Ballowitz L, Bunjamin A, Hanefeld F, Lietz L, Stüttgen G, Wirjadi D
Pediatr Res. 1979 Dec;13(12):1307-15. doi: 10.1203/00006450-197912000-00001.
Blue and white phototherapy was given to infant (and weanling) homozygous Gunn rats treated with different doses of riboflavin-5-phosphate (ribofl.5'p.) During the first hours after a flavin-injection, the effect of phototherapy with both types of fluorescent lamps was enhanced. With equal radiant power applied, the steepness of serum bilirubin decline depended on the ribofl.5'p. dose injected. After oral or cutaneous application, no similar effect occurred. After a single flavin dose, the serum bilirubin decline lasted for at least 3 hr. Nevertheless, in long-term studies with repeated injections (100 mg/kg every 48 hr), no protective effect beyond that of phototherapy alone could be ascertained on the Purkinje cells in the cerebella of the rats. In the skin of the animals, fluorescence was macroscopically noticeable after ribofl.5'p. injections. When an effective irradiance of about 3.0 mW/cm2 and a high flavin dose (100-200 mg/kg) was administered, histologic investigations of the skin in the abdominal and back region revealed a reversible inflammatory reaction with edema and morphologic changes in the epidermal cells that culminated 12-24 hr after the injection. After a further increase of the effective irradiance, tremendous vesicles on paws, ears, and tails were observed in most of the animals 24-72 hr after the flavin injections. The content of the blisters was primarily serous, later on, often hemorrhagic. Finally, necrosis developed. Acute toxicity of ribofl.5'p. differed markedly when the infant rats (homozygous jaundiced as well as heterozygous nonjaundiced) were kept in the dark or under intense blue phototherapy. Much higher doses were tolerated in the dark. Moreover, it could be demonstrated that ribofl.5'p. does not influence serum bilirubin of jaundiced Gunn rats kept in complete darkness. That suggests that the drug itself does not compete for albumin binding sites. But certain riboflavin ampules (Beflavin) contain stabilizers that considerably displace bilirubin from albumin bonds. Riboflavin disturbs direct photometric bilirubin measurements, but not the diazo reaction. When bilirubin is to be measured in sera containing riboflavin, lights must be extremely dim. Photodegradation in vitro is highly accelerated by the sensitizer.

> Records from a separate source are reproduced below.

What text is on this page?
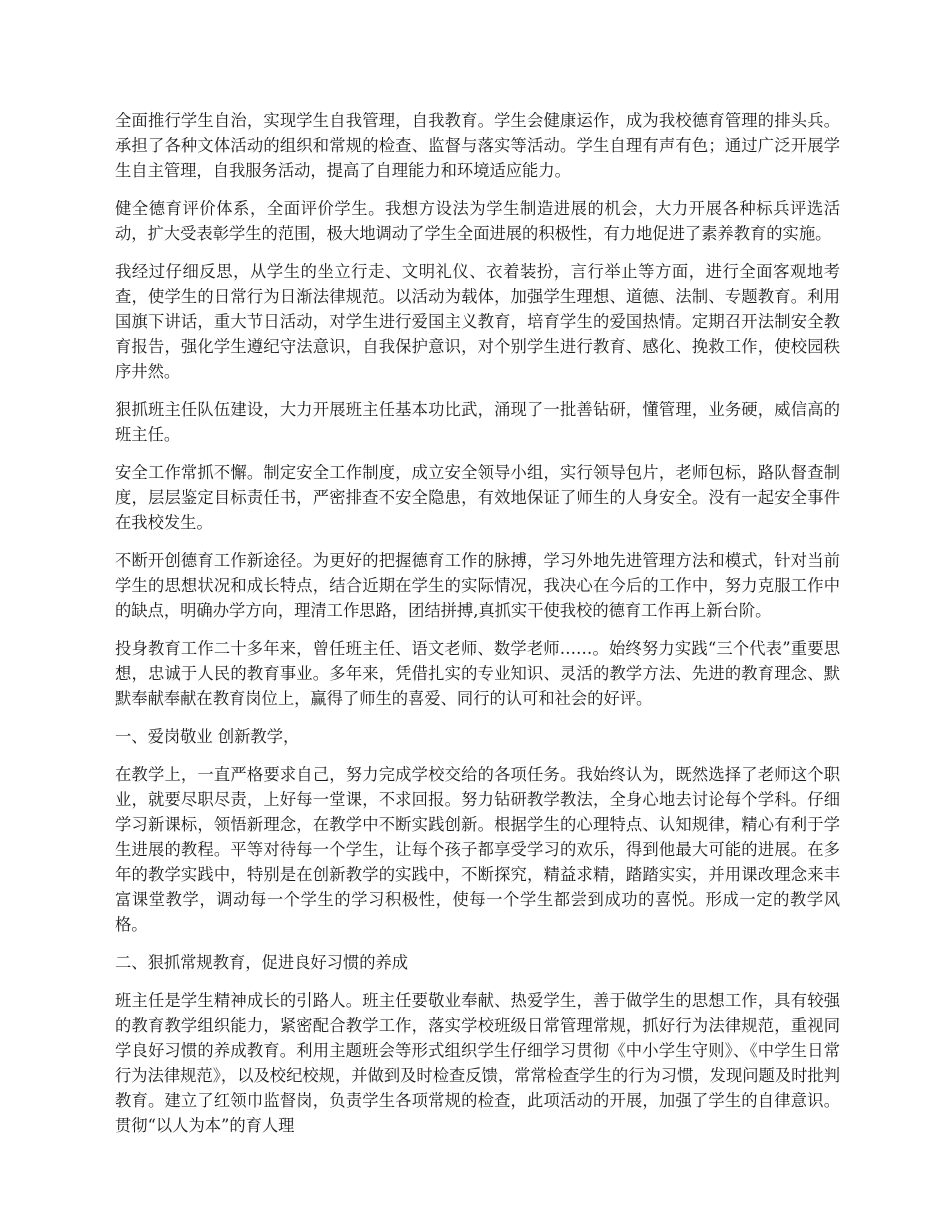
全面推行学生自治，实现学生自我管理，自我教育。学生会健康运作，成为我校德育管理的排头兵。承担了各种文体活动的组织和常规的检查、监督与落实等活动。学生自理有声有色；通过广泛开展学生自主管理，自我服务活动，提高了自理能力和环境适应能力。

健全德育评价体系，全面评价学生。我想方设法为学生制造进展的机会，大力开展各种标兵评选活动，扩大受表彰学生的范围，极大地调动了学生全面进展的积极性，有力地促进了素养教育的实施。

我经过仔细反思，从学生的坐立行走、文明礼仪、衣着装扮，言行举止等方面，进行全面客观地考查，使学生的日常行为日渐法律规范。以活动为载体，加强学生理想、道德、法制、专题教育。利用国旗下讲话，重大节日活动，对学生进行爱国主义教育，培育学生的爱国热情。定期召开法制安全教育报告，强化学生遵纪守法意识，自我保护意识，对个别学生进行教育、感化、挽救工作，使校园秩序井然。

狠抓班主任队伍建设，大力开展班主任基本功比武，涌现了一批善钻研，懂管理，业务硬，威信高的班主任。

安全工作常抓不懈。制定安全工作制度，成立安全领导小组，实行领导包片，老师包标，路队督查制度，层层鉴定目标责任书，严密排查不安全隐患，有效地保证了师生的人身安全。没有一起安全事件在我校发生。

不断开创德育工作新途径。为更好的把握德育工作的脉搏，学习外地先进管理方法和模式，针对当前学生的思想状况和成长特点，结合近期在学生的实际情况，我决心在今后的工作中，努力克服工作中的缺点，明确办学方向，理清工作思路，团结拼搏,真抓实干使我校的德育工作再上新台阶。

投身教育工作二十多年来，曾任班主任、语文老师、数学老师……。始终努力实践“三个代表”重要思想，忠诚于人民的教育事业。多年来，凭借扎实的专业知识、灵活的教学方法、先进的教育理念、默默奉献奉献在教育岗位上，赢得了师生的喜爱、同行的认可和社会的好评。

一、爱岗敬业 创新教学，

在教学上，一直严格要求自己，努力完成学校交给的各项任务。我始终认为，既然选择了老师这个职业，就要尽职尽责，上好每一堂课，不求回报。努力钻研教学教法，全身心地去讨论每个学科。仔细学习新课标，领悟新理念，在教学中不断实践创新。根据学生的心理特点、认知规律，精心有利于学生进展的教程。平等对待每一个学生，让每个孩子都享受学习的欢乐，得到他最大可能的进展。在多年的教学实践中，特别是在创新教学的实践中，不断探究，精益求精，踏踏实实，并用课改理念来丰富课堂教学，调动每一个学生的学习积极性，使每一个学生都尝到成功的喜悦。形成一定的教学风格。

二、狠抓常规教育，促进良好习惯的养成

班主任是学生精神成长的引路人。班主任要敬业奉献、热爱学生，善于做学生的思想工作，具有较强的教育教学组织能力，紧密配合教学工作，落实学校班级日常管理常规，抓好行为法律规范，重视同学良好习惯的养成教育。利用主题班会等形式组织学生仔细学习贯彻《中小学生守则》、《中学生日常行为法律规范》，以及校纪校规，并做到及时检查反馈，常常检查学生的行为习惯，发现问题及时批判教育。建立了红领巾监督岗，负责学生各项常规的检查，此项活动的开展，加强了学生的自律意识。贯彻“以人为本”的育人理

对用不同剂量的磷酸核黄素(ribofl.5'p.)治疗的纯合子冈恩幼鼠(及断奶幼鼠)进行蓝白光照疗法。在注射黄素后的最初几个小时内,两种荧光灯的光照疗法效果均增强。在施加相同辐射功率的情况下,血清胆红素下降的陡度取决于注射的ribofl.5'p.剂量。经口服或皮肤给药后,未出现类似效果。单次给予黄素剂量后,血清胆红素下降持续至少3小时。然而,在重复注射(每48小时100mg/kg)的长期研究中,未发现对大鼠小脑浦肯野细胞有超出单独光照疗法的保护作用。在动物皮肤中,注射ribofl.5'p.后在宏观上可观察到荧光。当给予约3.0mW/cm²的有效辐照度和高剂量的黄素(100 - 200mg/kg)时,对腹部和背部皮肤进行组织学检查发现,在注射后12 - 24小时出现了伴有水肿的可逆性炎症反应以及表皮细胞的形态学变化。在进一步提高有效辐照度后,在大多数动物中,黄素注射后24 - 72小时在爪子、耳朵和尾巴上观察到巨大水疱。水疱内容物起初主要是浆液性的,后来常常是血性的。最后发展为坏死。当将纯合子黄疸幼鼠和杂合子非黄疸幼鼠置于黑暗中或强烈的蓝光照射疗法下时,磷酸核黄素的急性毒性有明显差异。在黑暗中能耐受更高的剂量。此外,可以证明,磷酸核黄素对完全处于黑暗中的黄疸冈恩大鼠的血清胆红素没有影响。这表明该药物本身不竞争白蛋白结合位点。但是某些核黄素安瓿(贝弗拉文)含有稳定剂,这些稳定剂会使胆红素从白蛋白结合中大量置换出来。核黄素会干扰直接光度法测定胆红素,但不影响重氮反应。当要在含有核黄素的血清中测定胆红素时,光线必须极其昏暗。敏化剂会极大地加速体外光降解。